To employ stabilizers for the prevention of oil and solids separation in a peanut butter product is well known in the prior art. In general, the prior art teaches that the stabilizers can be partially or completely hydrogenated natural fats such as peanut oil, corn oil, cottonseed oil, linseed oil, palm oil, whale oil and other marine oils, alone or in combination. See U.S. Pat. No. 3,619,207, Nov. 9, 1971 to Dzurik, Hair, Hardy and Purves, (Procter & Gamble). While stabilizers form a spongy matrix of fat crystals which holds the peanut solids in suspension and the crystal structure of the stabilizer is important (Weiss, "Food Oils and Their Uses" [Avi Publishing Co., 1970] at 179), the prior art teaches the use of beta-prime tending hard fats such as hydrogenated peanut oil (U.S. Pat. No. 3,129,102, Apr. 14, 1964 to Sanders, Procter & Gamble), beta-tending hardfats such as hydrogenated peanut oil (U.S. Pat. No. 2,521,219, Sept. 5, 1950 to Holman et al., Procter & Gamble) and a combination of beta and non-beta hardfats such as hydrogenated soy bean oil and hydrogenated rapeseed oil (U.S. Pat. No. 3,265,507, Aug. 9, 1966 to Japikse, Procter & Gamble). Japikse teaches a peanut butter stabilizer which is a substantially completely hydrogenated hardstock consisting essentially of a blend of a beta-phase tending hardstock and a non-beta phase tending hardstock having a substantial proportion of fatty acid groups having from 20 to 24 carbon atoms. Suitable beta phase tending hardstocks include hard fats which have been subjected to molecular rearrangement and hydrogenation processes whereby a major amount of tristearin or tripalmitin, for example, is caused to be present in the rearranged product. Suitable non-beta phase tending hardstocks include hydrogenated rapeseed oil, mustard seed oil, and fish oils.
U.S. Pat. No. 3,671,267, June 20, 1972 to Gooding et al. (CPC International), teaches a peanut butter composition stabilized by the "stabilizing 30% of partially hydrogenated peanut oil". Gooding teaches recovering this portion by crystallization. The stabilizer which is high in symmetrical US.sub.2 G (a glyceride containing 1 unsaturated fatty acid and 2 saturated fatty acids), has a controlled amount of S.sub.3 G, and is low in U.sub.2 SG and/or unsymmetrical US.sub.2 G. Preferred ratios of these components are: 0.7 to 1.7 parts US.sub.2 G: 1 part S.sub.3 G: less than about 2 parts total U.sub.2 SG and/or unsymmetrical US.sub.2 G. Gooding et al. do not teach molecular rearrangement and produces stabilizer compositions having a much lower content of long-chain (C-20 to C-24) fatty acids as that of the present invention.
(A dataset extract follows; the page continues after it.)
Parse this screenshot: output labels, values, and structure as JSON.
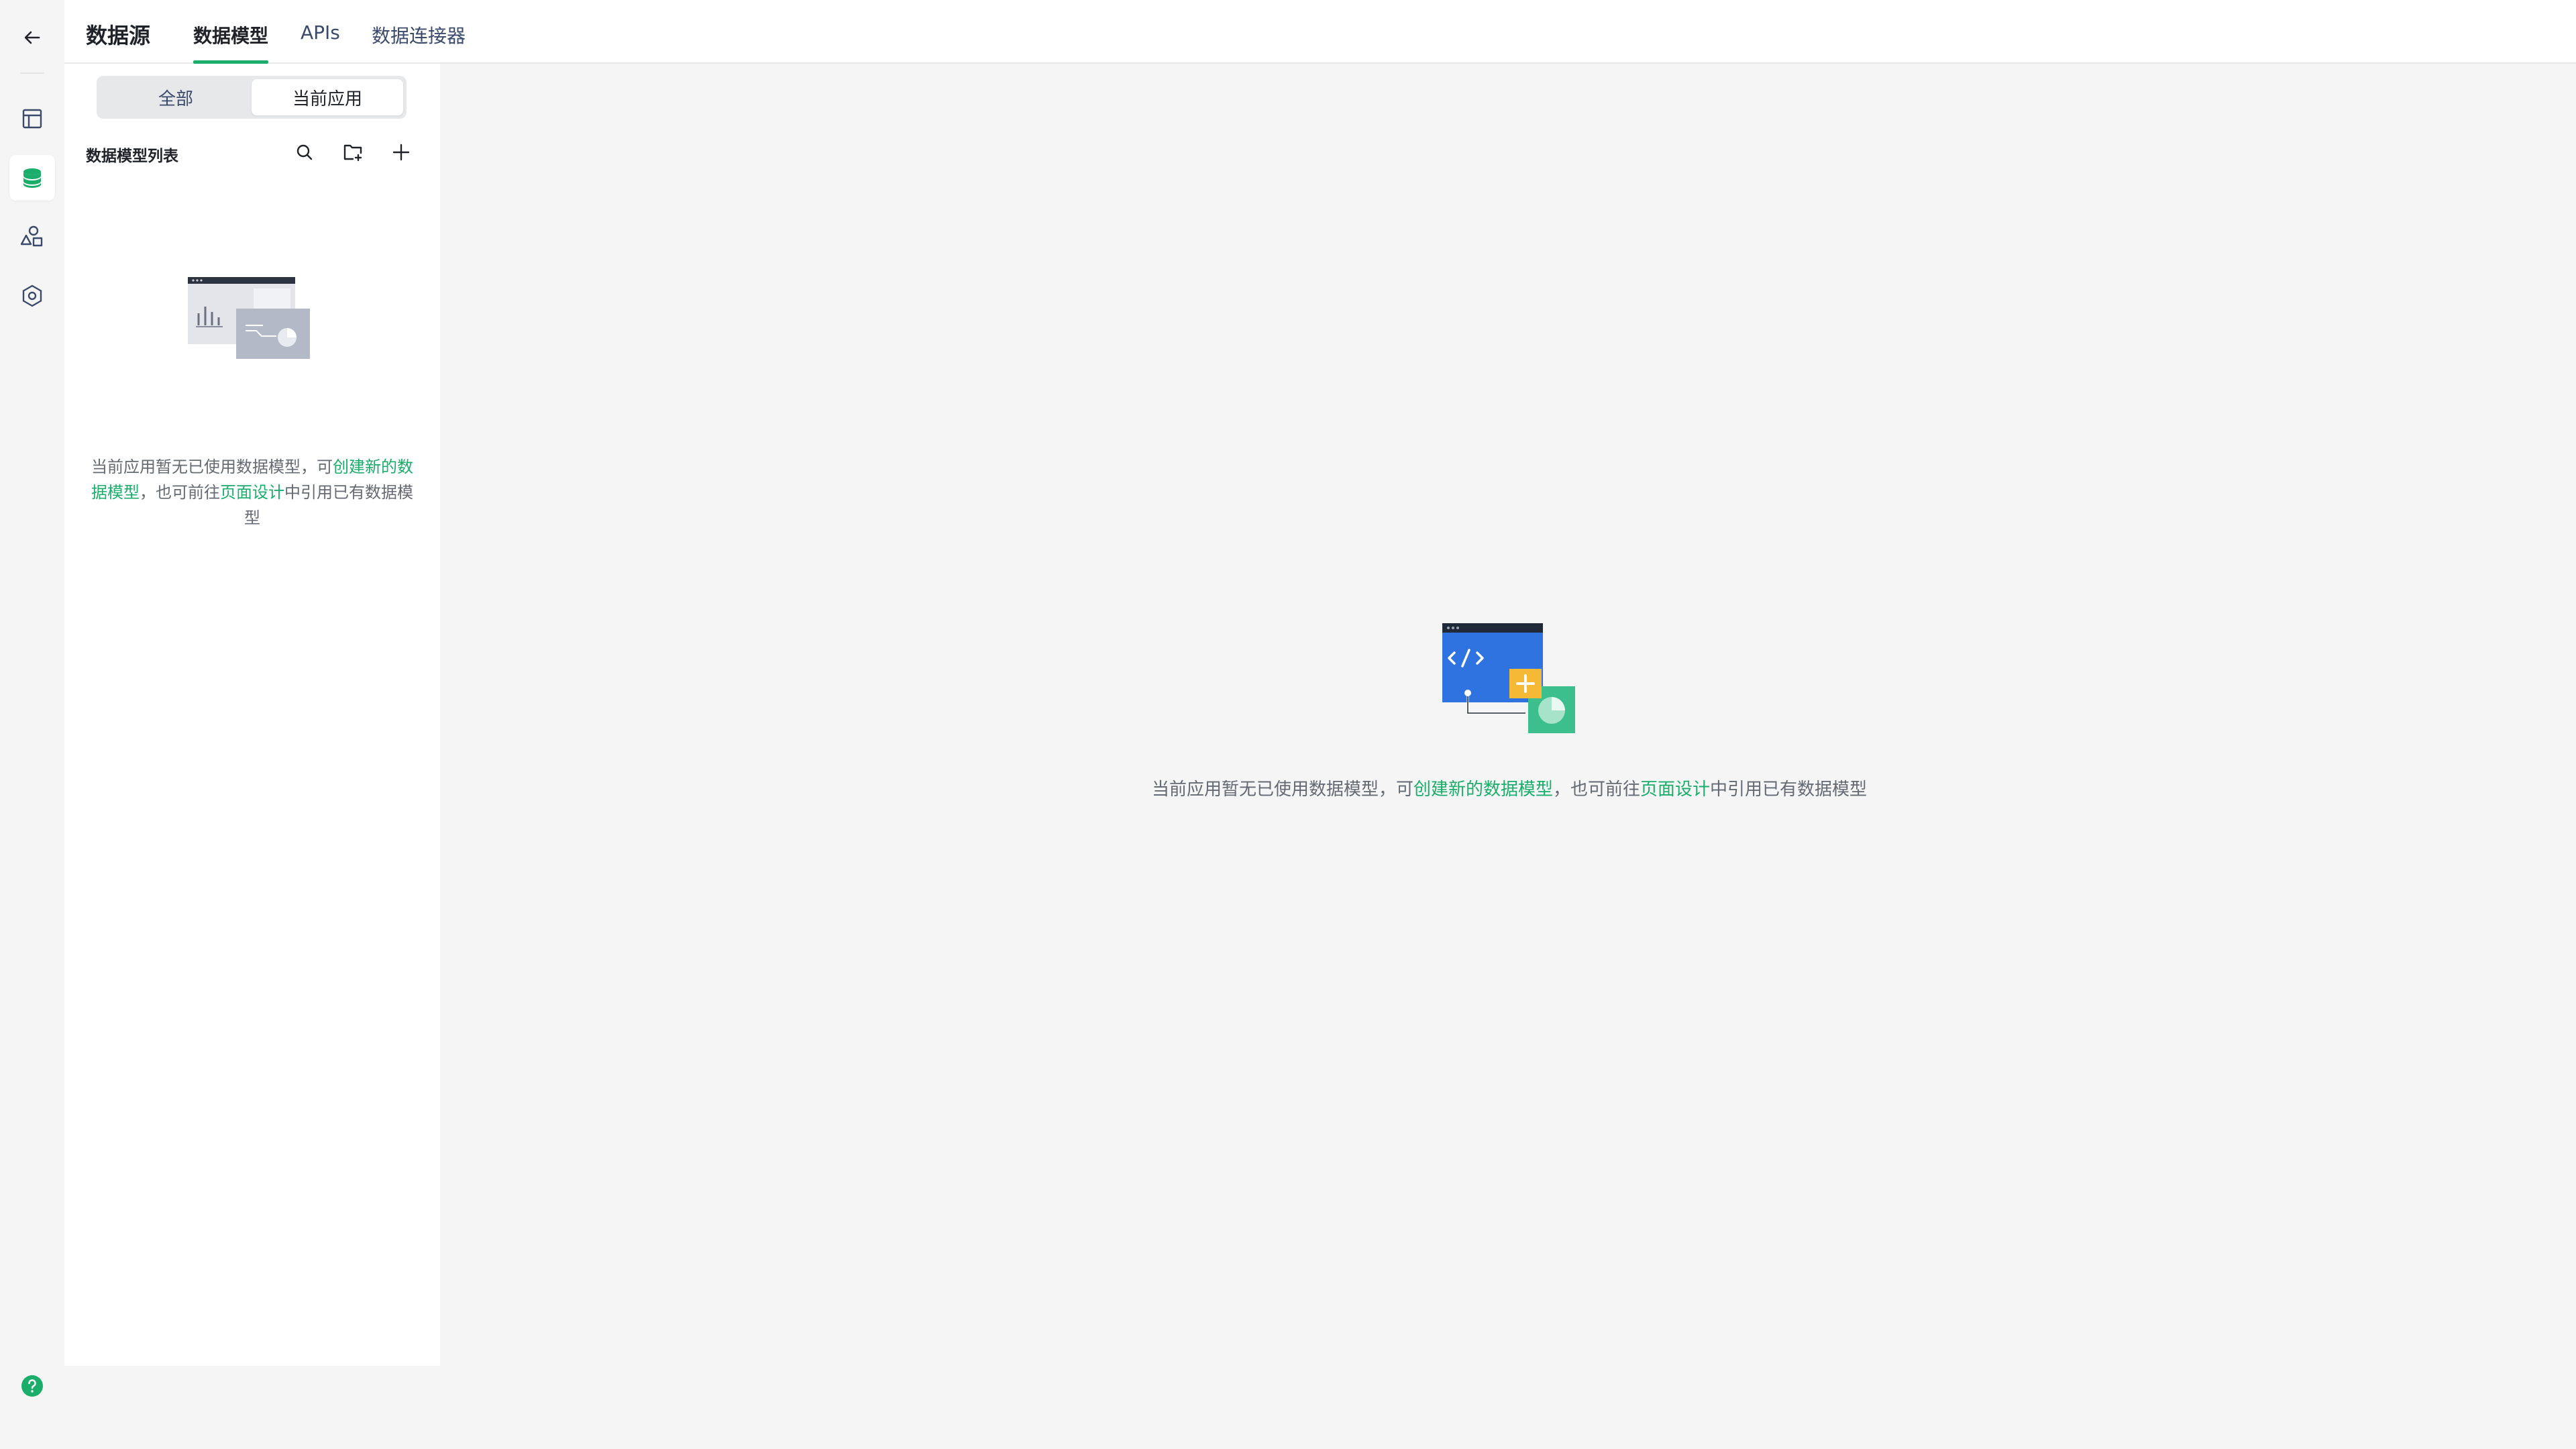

Random and directed interesterification procedures are known in the art. See, for example, Weiss (supra) pp. 60-62 and Hawley and Holman, "Directed Interesterification as a New Processing Tool for Lard" in J. Am. Oil Chemists' Soc. 33, 29-35 (1956). The purpose of the procedure is to molecularly rearrange the fatty acids of triglycerides according to the laws of chance. Then, from the randomized mixture of triglycerides, the desired triglycerides can be obtained, for example, by crystallization. In a directed interesterification, the desired triglycerides crystallize as they are formed, thus "driving" the reaction toward the desired triglycerides. In general, the temperature at which the crystallization is carried out determines which fraction of triglycerides are obtained.
While the prior art teaches the use of hydrogenated peanut oil as well as partially hydrogenated peanut oil as a stabilizer in peanut butter, no known art teaches the use of a fractionally crystallized portion of molecularly rearranged mixtures of hydrogenated and unhydrogenated peanut oils. While hydrogenation, random and directed interesterification and fractional crystallization of triglycerides are known, no one appears to have recognized these chemical process tools as means to treat peanut oil triglyceride to make an all peanut butter stabilizer as an alternative to prior art rapeseed oil-based stabilizers.